Le major John Reid dans les années 1600 a été incité par le roi Jacques Ier d'Angleterre à coloniser l'Irlande du Nord. Les terres y avaient été confisquées par la Couronne britannique à la suite de l'échec de la rébellion irlandaise, à l'instigation de Philippe II, roi d'Espagne. Ainsi, les Reid ont quitté leur patrie écossaise et se sont aventurés en Irlande.

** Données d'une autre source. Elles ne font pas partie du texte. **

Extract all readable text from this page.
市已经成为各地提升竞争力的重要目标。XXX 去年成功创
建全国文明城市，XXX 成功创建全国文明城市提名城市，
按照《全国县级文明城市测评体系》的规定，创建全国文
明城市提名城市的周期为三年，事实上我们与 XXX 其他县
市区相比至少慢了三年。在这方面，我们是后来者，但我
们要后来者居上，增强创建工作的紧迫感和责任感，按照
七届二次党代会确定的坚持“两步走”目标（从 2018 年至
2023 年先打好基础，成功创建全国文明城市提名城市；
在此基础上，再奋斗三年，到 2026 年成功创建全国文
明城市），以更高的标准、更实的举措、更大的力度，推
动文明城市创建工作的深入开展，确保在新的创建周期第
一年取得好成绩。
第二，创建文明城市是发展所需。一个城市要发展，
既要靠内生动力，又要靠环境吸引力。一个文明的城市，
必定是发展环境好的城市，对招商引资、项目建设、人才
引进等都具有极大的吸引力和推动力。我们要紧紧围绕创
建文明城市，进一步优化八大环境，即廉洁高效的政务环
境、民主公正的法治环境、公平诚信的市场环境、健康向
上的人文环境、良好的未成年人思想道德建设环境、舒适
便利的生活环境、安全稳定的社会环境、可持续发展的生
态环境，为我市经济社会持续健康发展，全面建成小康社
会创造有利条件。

John Reid Smith - Histoire


L'histoire de
Comté de Rockbridge, Virginie
par Oren F. Morton, B. Lit.
Publié
Staunton, Virginie
Le McClure Co., Inc.
1920

admr - administrateur
Août - Comté d'Augusta
b - né
copain. - frère
c - environ ou presque
C - les enfants
d - est mort
dau. - la fille
dy_ est mort dans la jeunesse
g'son - petit-fils
k - tué au combat
m - marié
Nouveau P. - Nouvelle Providence
n.m. c. - pas d'enfants
inconnu - localisation inconnue
Rbg - comté de Rockbridge
s - célibataire
Publier. - à naître au décès du père
w - femme

Une date sans mention spéciale, comme dans "John - 1775", signifie que nous n'avons rien de plus que le fait solitaire que le John est d'ailleurs parlé de l'année 1775. Une date suivie de c, comme "1816c," signifie que la date est approximative et pas nécessairement exacte. Une date précédée de, comme « de 1810 », signifie que l'événement a précédé 1810, peut-être d'un nombre considérable d'années. Le point d'interrogation est utilisé en cas d'incertitude. Ainsi, "C(?)": signifie que les enfants dont les noms suivent le point-virgule semblent appartenir au couple mentionné précédemment. "John (?) Smith" signifie qu'un homme, connu pour être un forgeron, aurait eu le prénom John. Le mot « autres », apparaissant juste après une liste d'enfants, signifie qu'il y avait encore d'autres enfants dans la famille, mais que leurs prénoms sont inconnus. Un nom tel que "Mary Kirk White" fait référence à une veuve, dont le premier mari était un Blanc.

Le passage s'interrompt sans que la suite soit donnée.